The steady increase in the production volume of machine building, metallurgy, and other sectors of the national economy from 1940 through 1980, which has raised requirements for the quality of machinery being produced, has determined the vigorous development of heating by the resistance method.

Electric resistance furnaces have continued as the most widespread form of electrothermal technology.

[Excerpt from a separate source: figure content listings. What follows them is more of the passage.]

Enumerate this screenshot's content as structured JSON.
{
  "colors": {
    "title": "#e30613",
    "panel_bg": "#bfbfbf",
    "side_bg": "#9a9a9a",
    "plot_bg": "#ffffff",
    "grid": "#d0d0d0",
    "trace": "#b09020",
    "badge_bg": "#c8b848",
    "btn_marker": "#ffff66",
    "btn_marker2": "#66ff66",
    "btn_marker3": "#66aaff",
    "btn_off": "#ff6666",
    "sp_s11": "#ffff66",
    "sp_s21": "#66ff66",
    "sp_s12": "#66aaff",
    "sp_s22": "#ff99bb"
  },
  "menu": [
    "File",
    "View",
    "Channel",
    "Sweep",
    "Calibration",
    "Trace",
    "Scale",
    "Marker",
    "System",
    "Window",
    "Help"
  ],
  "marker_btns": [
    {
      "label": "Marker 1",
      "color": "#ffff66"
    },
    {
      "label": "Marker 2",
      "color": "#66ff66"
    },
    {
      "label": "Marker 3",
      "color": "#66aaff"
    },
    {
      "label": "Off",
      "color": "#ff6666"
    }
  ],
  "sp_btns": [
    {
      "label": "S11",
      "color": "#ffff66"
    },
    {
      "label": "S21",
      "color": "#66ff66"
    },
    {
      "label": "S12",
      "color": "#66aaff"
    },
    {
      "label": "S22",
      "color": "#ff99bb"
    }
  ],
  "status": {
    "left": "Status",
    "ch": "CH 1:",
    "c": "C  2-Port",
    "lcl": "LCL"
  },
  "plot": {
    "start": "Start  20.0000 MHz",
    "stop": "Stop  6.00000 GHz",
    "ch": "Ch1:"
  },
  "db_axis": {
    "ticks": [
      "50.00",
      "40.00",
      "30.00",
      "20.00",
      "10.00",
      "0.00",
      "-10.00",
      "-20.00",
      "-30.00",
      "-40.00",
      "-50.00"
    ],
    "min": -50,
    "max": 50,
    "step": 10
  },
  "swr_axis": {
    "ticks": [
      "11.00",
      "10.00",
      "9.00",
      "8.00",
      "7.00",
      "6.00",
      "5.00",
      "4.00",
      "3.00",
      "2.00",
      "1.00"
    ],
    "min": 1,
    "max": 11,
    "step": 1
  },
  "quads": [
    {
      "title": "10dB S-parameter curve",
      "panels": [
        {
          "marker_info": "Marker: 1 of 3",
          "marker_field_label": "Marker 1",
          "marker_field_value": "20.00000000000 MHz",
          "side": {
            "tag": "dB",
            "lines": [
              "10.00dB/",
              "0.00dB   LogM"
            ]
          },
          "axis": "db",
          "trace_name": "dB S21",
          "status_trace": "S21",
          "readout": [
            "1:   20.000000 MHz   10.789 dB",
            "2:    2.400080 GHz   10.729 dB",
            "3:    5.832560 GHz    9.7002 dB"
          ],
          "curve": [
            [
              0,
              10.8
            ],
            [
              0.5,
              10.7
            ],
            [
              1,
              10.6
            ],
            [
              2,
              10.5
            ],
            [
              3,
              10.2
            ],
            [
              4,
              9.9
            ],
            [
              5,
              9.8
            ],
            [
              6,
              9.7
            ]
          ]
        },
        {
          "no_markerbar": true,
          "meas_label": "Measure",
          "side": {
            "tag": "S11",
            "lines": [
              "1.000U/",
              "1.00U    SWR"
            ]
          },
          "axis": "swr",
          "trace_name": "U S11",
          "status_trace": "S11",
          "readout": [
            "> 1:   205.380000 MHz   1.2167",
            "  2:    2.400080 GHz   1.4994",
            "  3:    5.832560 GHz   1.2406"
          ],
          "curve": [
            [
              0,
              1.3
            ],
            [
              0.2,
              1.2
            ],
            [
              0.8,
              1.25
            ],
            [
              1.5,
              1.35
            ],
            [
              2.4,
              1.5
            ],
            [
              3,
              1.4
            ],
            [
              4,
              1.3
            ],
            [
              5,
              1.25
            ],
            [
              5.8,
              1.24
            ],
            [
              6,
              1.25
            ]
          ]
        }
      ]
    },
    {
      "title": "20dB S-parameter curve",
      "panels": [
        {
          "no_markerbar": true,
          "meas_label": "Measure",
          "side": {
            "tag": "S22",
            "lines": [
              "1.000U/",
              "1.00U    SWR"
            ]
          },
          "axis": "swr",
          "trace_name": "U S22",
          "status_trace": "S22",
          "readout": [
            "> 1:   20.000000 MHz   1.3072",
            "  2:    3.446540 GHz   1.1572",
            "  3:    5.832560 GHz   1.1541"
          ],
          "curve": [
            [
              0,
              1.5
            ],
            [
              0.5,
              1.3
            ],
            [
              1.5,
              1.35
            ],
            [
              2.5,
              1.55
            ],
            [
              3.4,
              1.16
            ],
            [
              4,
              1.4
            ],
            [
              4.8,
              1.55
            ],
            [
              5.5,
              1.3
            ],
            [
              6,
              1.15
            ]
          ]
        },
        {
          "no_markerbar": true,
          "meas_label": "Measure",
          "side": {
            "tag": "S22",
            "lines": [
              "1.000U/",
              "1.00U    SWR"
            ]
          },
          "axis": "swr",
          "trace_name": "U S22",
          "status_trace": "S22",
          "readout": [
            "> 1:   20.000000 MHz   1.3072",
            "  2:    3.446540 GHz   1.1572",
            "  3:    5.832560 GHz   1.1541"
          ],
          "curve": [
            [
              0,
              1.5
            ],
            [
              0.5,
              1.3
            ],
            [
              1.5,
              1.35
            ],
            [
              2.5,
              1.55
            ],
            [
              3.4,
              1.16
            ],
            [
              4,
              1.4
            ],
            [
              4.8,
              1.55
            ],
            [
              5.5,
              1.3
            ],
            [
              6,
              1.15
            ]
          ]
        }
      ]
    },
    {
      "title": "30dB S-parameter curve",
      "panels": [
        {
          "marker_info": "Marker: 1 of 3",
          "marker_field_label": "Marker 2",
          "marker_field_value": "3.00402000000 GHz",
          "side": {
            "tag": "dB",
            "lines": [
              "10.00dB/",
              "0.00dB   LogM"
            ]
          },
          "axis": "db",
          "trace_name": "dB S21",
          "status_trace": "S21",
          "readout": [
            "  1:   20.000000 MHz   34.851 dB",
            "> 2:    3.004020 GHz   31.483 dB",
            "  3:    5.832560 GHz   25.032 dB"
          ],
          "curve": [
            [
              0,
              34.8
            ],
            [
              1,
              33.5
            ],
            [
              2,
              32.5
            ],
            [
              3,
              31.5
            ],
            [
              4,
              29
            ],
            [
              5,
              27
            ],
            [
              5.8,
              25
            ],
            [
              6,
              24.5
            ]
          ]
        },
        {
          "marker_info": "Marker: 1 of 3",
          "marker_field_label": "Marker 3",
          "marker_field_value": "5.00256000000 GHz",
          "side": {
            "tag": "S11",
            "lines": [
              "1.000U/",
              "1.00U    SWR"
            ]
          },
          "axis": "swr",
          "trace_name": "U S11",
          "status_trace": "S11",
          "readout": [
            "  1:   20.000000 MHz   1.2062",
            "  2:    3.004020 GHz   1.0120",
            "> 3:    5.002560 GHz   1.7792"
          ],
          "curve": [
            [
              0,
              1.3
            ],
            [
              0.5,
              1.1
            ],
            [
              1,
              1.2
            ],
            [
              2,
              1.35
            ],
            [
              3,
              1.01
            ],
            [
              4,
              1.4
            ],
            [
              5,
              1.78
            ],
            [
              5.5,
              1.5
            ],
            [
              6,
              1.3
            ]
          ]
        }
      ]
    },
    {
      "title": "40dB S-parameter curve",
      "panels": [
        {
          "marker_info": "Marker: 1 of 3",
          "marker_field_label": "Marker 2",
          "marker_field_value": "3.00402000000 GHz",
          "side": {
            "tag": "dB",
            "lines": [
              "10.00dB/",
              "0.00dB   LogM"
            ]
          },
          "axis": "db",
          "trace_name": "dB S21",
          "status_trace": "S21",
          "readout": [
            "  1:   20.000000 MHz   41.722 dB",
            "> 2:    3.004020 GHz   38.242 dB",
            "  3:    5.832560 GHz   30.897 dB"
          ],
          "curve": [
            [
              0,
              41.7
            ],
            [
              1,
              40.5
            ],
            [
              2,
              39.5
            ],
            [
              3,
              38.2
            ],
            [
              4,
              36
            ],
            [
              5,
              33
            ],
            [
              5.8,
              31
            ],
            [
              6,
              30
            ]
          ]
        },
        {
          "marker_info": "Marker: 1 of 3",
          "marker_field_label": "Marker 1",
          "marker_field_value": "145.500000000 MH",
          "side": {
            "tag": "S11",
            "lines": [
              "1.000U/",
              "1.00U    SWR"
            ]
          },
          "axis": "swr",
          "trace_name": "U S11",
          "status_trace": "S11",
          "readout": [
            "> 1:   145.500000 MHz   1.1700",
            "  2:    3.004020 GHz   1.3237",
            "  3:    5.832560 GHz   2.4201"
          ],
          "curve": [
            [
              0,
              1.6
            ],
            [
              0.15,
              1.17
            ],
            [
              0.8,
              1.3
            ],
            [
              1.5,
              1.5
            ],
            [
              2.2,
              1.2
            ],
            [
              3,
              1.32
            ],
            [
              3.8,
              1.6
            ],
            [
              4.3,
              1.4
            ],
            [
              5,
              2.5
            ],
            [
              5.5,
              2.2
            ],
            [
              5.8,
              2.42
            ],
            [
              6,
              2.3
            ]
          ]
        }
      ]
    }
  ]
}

Basic trends in ERF development in this period are as follows:

1. a)

   an increase in the unit capacities and productivity of ERF;

2. b)

   a gradual increase in the proportion of continuous furnaces in the overall inventory of ERF which ensure high economy, heating accuracy and stability of the properties of the components being treated, high production regularity, and an increase in the level of mechanization;

3. c)

   vigorous development of special-purpose furnaces that provide for high productivity and good quality of HT and CH during mass production with lower labor and energy outlays;

4. d)

   improvement in the quality of HT and CH, and as a result of this, an increase in the output of furnaces with controlled atmospheres and vaccum furnaces;

5. e)

   development of ERF to carry out HT and CH processes more effectively, and also processes that provide for the production of new materials;

6. f)

   optimization of ERF parameters to reduce the cost of the HT and CH processes;

7. g)

   refinement of ERF designs, including mechanization and automation, as well as the introduction of computerized control units (CCU) to control and monitor the technological HT and CH processes for the purpose of improving the technicoeconomic indicators of the electric furnaces;

8. h)

   unification of ERF to reduce their cost;

9. i)

   gradual improvement of vacuum ERF, including the development of highly mechanized and automated semicontinuous and continuous furnaces to operate at temperatures to 2500°C and pressures of 10⁻⁵ Pa and below;

10. j)

    a systematic increase in the production and nomenclature of tubular heater elements (THE) as universal heating units for many technological processes.